Analysis of the NZBDS update, for disease burden during 2006,36 would address these concerns.
*** With the ‘prioritised output’ system adopted by Statistics New Zealand, each person is identified as belong to just one ethnic group, prioritised by Māori first, etc. (i.e. all individuals identifying as Māori (including those also identifying with other ethnic groups) are coded as Māori; all those identifying as Pasifika, other than those also identifying as Māori, are coded as Pasifika; etc.) Analysing ethnic variation using total response would mean that one person could be represented in multiple ethnic groups. While ethnic prioritisation provides a true denominator, where each person equals one count, total response would allow richer information around ethnic data, particularly for people who identify as both Māori and Pasifika, and increased accuracy around non-Māori and non-Pasifika comparisons. The advantage of using prioritised ethnic analyses is to continue previous time trend comparisons using a consistent methodology.

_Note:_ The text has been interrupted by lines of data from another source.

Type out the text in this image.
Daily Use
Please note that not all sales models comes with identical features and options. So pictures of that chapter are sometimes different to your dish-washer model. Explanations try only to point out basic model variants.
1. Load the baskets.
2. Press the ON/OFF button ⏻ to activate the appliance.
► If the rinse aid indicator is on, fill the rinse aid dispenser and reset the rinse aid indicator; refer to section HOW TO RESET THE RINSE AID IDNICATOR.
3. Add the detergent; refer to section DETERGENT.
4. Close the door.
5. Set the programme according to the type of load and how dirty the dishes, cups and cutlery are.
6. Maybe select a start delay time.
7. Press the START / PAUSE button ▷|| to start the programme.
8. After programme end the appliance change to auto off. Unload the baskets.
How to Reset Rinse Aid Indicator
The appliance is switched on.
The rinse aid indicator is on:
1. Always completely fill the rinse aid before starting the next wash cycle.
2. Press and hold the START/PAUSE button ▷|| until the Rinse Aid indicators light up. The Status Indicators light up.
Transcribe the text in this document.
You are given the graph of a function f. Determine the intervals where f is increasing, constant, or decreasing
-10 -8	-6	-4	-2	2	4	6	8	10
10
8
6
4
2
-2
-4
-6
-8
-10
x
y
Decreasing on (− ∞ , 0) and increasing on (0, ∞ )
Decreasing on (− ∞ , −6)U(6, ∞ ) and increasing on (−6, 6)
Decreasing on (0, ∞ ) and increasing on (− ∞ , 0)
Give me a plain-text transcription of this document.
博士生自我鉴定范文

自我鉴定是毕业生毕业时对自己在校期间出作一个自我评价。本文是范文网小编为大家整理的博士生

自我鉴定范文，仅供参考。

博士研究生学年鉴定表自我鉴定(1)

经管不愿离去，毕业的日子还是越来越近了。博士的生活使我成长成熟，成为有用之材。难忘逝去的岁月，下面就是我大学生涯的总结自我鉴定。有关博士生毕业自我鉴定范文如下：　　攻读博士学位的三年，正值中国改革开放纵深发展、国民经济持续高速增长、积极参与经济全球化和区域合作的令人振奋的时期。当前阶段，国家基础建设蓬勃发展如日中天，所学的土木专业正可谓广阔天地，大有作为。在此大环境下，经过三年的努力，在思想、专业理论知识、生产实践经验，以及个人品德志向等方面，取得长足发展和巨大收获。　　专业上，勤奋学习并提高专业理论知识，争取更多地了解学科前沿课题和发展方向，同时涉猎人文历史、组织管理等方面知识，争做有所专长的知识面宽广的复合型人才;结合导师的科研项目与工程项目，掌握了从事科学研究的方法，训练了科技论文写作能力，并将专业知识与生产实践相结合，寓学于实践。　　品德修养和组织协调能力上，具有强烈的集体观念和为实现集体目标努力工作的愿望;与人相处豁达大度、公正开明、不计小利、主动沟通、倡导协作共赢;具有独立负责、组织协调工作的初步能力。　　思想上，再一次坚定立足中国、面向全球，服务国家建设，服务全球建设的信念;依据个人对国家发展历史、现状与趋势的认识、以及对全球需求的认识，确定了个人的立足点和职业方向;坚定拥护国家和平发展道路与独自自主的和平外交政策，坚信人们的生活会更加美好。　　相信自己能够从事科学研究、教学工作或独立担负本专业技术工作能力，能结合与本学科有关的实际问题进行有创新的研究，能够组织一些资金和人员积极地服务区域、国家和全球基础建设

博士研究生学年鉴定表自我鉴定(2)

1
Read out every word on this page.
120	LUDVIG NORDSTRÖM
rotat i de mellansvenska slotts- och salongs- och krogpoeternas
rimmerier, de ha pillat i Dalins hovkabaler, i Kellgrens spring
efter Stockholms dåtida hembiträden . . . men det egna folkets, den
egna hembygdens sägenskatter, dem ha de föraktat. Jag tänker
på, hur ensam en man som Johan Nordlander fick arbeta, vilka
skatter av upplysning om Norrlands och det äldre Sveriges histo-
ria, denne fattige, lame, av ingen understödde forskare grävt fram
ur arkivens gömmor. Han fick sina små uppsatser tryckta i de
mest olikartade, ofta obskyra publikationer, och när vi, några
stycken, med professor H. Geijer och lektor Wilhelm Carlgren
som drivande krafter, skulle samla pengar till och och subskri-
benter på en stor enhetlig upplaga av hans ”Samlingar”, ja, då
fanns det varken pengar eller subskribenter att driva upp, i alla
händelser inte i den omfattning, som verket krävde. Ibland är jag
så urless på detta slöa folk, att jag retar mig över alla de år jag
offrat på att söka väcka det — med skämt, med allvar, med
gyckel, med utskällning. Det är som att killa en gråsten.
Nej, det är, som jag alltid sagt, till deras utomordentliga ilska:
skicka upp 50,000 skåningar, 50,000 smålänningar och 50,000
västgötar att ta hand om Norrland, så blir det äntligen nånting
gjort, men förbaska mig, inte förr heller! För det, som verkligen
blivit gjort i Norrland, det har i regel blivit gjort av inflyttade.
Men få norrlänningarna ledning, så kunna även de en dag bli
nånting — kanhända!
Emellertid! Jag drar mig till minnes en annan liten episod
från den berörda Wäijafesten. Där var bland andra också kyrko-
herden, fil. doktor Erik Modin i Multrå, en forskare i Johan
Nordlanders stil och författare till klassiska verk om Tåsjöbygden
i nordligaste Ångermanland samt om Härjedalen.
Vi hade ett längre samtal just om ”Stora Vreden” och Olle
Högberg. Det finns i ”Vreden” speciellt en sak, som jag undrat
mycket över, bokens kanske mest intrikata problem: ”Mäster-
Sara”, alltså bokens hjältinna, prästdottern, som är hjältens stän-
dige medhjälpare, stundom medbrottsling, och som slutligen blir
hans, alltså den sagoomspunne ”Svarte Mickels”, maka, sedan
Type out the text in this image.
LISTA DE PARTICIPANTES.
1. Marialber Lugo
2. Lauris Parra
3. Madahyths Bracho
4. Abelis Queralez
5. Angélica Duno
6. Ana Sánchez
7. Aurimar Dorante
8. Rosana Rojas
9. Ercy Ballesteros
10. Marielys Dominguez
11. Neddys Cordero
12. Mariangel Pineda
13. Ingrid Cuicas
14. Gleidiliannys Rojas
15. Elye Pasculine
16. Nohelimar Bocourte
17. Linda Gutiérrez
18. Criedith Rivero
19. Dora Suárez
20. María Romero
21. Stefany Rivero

ΐΐΐ With the amoxicillins (amoxicillin, amoxicillin clavulanate), there was a shortfall of 89,100 scripts for Māori, being 1/3rd less than expected after adjusting for population, age and disease burden (disease burden-adjusted AS RR of 0.66). 73% of that shortfall occurred in children aged 0-14 years, whose adjusted rate ratio of 0.55 was substantially less than the average 0.81 RR for older age groups.
However, 13% of scripts for amoxicillins did not have NHIs and could in theory all have been on PSO; this is double the average 7.5% for scripts overall. Amoxicillins accounted for 11% of all non-NHI scripts (204,762 scripts without NHIs, out of 1.6 million amoxicillin etc scripts and 2.4 million scripts without NHIs).
If, radically, the 204,762 amoxicillin scripts without NHIs were for all Māori children and these in turn were to have the same script M:nM adjusted RRs as for older patients, then the shortfall for amoxicillins for Māori children would halve and the overall shortfall in Māori would decrease by 40% to become 53,200—see the following table.
‡‡‡ The use of confidence limits in this setting may confuse precision with validity, when this was a preliminary pilot exercise whose validity required due peer scrutiny.